Supporters lobbied Tuesday to save the Lahainaluna High School boarding program from proposed funding cuts triggered by the state's budgetary crisis.
State Rep. Angus McKelvey, who represents West Maui, and Mary Cochran, Board of Education Maui District member, both agreed supporters need to be visible and vocal as the Board of Education's Committee on Budget and Fiscal Accountability looks at ways to trim costs in the state's public school system.
The committee met Tuesday afternoon in Honolulu to consider options to end Furlough Fridays in public schools. Furlough Fridays were implemented in late October after the state and the teachers union ratified a contract that resulted in closing public school classrooms for 34 days over the next two years to deal with budget cuts.
In looking for ways to reduce costs with an eye toward Furlough Fridays, the committee has spent the last two weeks reviewing dozens of programs - each with a price tag of $500,000 or more.
Lahainaluna's boarding program is budgeted at $601,196 for this school year and was included in the list of programs under review. The boarding program, which has been in existence for 174 years, provides students from Maui and across the state, the Mainland and Micronesia a chance to live in campus dormitories and study at the school at the top of Lahainaluna Road. In return, the students perform various jobs around the campus.

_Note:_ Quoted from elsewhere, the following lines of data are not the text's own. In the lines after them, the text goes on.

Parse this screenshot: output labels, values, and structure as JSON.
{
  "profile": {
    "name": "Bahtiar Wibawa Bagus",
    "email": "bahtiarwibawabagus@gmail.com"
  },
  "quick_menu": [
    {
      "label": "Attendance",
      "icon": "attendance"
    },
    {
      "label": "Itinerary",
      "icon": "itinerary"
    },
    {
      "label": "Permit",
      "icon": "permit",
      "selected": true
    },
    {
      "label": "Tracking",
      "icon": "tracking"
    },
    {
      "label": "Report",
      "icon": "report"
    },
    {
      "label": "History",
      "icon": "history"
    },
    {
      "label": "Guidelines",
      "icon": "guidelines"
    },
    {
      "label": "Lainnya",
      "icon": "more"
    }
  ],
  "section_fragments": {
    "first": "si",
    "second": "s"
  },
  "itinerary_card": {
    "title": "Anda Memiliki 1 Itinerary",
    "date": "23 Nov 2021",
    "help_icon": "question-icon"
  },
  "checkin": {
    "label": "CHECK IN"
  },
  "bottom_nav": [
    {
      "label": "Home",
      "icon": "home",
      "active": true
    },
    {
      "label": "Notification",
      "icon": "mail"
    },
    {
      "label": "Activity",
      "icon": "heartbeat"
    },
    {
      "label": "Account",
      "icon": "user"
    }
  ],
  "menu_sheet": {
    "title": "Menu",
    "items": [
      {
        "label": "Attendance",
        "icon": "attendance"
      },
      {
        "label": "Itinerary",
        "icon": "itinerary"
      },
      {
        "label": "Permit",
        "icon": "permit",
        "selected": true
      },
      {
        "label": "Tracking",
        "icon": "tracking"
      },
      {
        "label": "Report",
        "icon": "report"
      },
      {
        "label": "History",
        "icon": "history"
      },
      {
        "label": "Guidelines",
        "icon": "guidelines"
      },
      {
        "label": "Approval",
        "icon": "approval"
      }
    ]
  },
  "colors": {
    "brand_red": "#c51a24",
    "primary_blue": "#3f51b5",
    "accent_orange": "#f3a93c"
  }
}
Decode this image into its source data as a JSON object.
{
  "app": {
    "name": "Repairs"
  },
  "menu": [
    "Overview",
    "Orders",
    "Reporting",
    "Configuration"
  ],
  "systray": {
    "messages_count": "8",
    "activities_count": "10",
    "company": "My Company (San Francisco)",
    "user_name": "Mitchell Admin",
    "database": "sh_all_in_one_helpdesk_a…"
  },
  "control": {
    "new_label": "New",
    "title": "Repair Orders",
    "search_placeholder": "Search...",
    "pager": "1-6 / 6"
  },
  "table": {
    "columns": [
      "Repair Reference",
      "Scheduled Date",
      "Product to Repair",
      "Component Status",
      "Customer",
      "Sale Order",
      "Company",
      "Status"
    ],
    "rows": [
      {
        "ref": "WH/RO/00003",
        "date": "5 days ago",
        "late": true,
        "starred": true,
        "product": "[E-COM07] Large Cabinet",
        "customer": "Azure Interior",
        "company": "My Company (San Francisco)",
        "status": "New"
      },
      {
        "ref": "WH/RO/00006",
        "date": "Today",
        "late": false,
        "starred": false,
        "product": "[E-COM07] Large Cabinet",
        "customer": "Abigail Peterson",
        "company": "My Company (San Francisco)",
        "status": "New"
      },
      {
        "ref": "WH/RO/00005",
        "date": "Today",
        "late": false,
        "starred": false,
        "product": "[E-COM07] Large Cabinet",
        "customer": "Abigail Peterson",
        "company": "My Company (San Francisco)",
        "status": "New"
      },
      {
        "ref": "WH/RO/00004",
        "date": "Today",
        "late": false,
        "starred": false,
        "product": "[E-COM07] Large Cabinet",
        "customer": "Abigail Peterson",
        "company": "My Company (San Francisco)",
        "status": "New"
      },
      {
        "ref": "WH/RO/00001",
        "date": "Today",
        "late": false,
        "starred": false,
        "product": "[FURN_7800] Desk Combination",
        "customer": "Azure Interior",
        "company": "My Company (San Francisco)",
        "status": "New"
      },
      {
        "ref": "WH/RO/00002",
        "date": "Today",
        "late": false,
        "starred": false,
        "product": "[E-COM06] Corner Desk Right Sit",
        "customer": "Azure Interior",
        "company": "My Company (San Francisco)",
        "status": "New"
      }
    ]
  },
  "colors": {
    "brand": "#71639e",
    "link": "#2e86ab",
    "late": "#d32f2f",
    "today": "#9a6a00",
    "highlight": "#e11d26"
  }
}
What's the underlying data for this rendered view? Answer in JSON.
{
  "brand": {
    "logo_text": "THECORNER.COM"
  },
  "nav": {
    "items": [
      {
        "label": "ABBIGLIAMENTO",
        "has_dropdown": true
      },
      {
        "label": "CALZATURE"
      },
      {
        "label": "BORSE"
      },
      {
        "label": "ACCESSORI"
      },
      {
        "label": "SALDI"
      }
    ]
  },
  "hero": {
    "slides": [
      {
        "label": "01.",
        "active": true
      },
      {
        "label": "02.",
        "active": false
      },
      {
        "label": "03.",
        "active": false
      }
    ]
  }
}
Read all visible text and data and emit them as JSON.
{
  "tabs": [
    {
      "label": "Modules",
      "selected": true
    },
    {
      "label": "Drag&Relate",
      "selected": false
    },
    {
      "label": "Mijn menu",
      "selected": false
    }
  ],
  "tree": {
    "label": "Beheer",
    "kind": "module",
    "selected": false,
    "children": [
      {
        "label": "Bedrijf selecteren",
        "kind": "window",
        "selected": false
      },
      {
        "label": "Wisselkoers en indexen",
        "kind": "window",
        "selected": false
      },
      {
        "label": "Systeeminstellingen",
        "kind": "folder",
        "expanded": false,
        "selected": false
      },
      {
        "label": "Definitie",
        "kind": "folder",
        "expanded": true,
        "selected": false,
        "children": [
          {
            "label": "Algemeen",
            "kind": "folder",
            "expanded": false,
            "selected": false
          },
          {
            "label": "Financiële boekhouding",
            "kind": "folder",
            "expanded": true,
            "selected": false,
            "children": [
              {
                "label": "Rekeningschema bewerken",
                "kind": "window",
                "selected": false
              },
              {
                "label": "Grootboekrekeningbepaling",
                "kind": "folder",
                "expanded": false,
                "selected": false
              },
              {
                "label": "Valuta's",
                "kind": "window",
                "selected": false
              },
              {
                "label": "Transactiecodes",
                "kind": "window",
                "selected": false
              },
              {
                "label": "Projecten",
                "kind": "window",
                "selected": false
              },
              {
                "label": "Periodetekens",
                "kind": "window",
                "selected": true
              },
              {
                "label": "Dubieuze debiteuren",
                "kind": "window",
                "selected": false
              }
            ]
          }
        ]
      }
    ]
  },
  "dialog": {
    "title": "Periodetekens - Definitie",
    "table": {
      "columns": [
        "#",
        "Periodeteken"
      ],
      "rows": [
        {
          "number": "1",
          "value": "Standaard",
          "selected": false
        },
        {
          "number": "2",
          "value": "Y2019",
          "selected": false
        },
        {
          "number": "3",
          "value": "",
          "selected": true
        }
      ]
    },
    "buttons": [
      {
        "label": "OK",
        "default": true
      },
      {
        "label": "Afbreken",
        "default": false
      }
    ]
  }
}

Principal Michael Nakano said the program includes about 90 students but has a capacity for 140.
"Every year, we hear about closing the boarding program," Nakano said Tuesday. "We don't want to be closed, but people are scared it might."
Cochran tried to calm those fears.
"Not to say, it's going to be (cut). My goodness, we're just looking at it," she said.
As Maui's representative on the board, Cochran said she would advocate to maintain the program and welcomes testimony from the public to support her position.
"The Board of Education is going to be bombarded already. More support doesn't hurt," she said.
Cochran, who also has a seat on the board's budget committee, cautions that no program, including the Lahainaluna boarding program, has actually been identified for cuts.
"I would tell people to hang in there, don't panic," she said.
McKelvey sent e-mails to constituents asking them to submit testimony to the Board of Education. He said he does not want to cause panic but wants to ensure the viability of the boarding program.
"Given the fiscal situation of the state, I believe it's imperative that we educate and reiterate the broad support for the program," he said.
McKelvey testified in person Tuesday afternoon at the budget committee meeting.
He said he emphasized that the boarding program "is not a parochial program" but has accepted students from all islands and throughout Micronesia. "It's turned lives around and has kept kids out of trouble," McKelvey said.
He also pointed out that student boarders provide cost-savings for the school by providing labor in various campus projects, including overall maintenance.